How do the multifidi cause pain? The action of the multifidi is to rotate and extend the spine (the rotatores mostly rotate and cross only one or two vertebral segments whereas the diagonal bands of multifidi span 2-4 vertebrae.) The lowest bands of the multifidi cross the L5/S1 space and attach to the sacrum as far as S4. The function of this muscle group is primarily stabilization of the spine.
Travell and Simons list the major causes of low back pain as 1) sudden overload when lifting something heavy, especially from a twisted position and 2) sustained overload from postures where the back is bent forward or when you have a “sway back”(hyperlordosis). 3) I find that prolonged shortening of the muscles in certain positions can tighten the muscles and cause pain and spasm. This happens when you have tight hip flexor muscles. When the hips are flexed you can’t stand up straight without arching your back.
When you lift a heavy object, the muscles have to tense up to hold the weight (stabilization). Likewise, when you are bent over all the time the muscles have to work to hold you there. If you are hyperlordotic, the muscles are shortening and accentuating the curve of the lumbar spine. Prolonged shortening depletes the muscle’s blood supply. The muscles can’t work without sufficient blood. All of these actions and functions use the multifidi muscles and cause pain in the low back.
Trigger Points from the multifidi mostly spread out into the surrounding area causing local back pain, but they can refer down into the buttock, into the tailbone (coccyx) and into the back of the thigh and leg. They can also surprisingly refer into the front of the body to the abdomen with pain that can feel like it’s coming from the internal organs. Trigger Points from the rotatores center on the spine. Both muscle groups can cause pain that feels like it’s coming from the bones.
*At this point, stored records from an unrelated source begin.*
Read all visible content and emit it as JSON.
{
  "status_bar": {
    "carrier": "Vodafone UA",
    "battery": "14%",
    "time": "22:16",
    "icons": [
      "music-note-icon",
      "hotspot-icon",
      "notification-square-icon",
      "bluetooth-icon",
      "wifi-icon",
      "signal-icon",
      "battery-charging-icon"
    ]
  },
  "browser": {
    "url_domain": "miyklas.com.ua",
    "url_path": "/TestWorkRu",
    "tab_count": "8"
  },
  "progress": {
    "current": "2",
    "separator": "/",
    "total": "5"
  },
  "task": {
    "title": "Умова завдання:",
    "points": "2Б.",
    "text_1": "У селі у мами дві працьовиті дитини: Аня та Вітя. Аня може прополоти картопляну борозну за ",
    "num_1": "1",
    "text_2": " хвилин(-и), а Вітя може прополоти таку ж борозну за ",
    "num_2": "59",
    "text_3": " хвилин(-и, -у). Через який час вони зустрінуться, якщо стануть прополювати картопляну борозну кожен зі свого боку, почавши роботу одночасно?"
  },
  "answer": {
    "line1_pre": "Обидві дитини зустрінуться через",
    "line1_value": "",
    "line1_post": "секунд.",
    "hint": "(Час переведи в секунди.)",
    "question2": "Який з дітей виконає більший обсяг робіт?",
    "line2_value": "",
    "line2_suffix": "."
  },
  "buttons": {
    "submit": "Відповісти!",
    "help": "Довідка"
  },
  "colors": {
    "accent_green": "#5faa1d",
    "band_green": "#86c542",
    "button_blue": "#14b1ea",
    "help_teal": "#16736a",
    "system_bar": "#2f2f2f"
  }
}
Nerve entrapment can occur as some of the spinal nerves make their way through these muscle groups out to the skin of the back. Tense muscles press on the nerves. Taut bands from Trigger Points can effectively reduce the flow of nerve signals and produce abnormal sensations on the skin including hypersensitivity and loss of sensation.
Joint compression happens when the muscles get tight and squeeze the bones together that they cross. When muscles get overloaded and strained beyond their limit, the ligaments have to stiffen up to protect the joint. The joints have nerves in them that will fire off when they are stimulated by the compression. In the low back you have vertebral joints, facet joints, the lumbosacral joint, and the sacroiliac joint. All except the facets are held together by ligaments and all are moved by muscles and tendons. (Look in a later post about the ligaments.)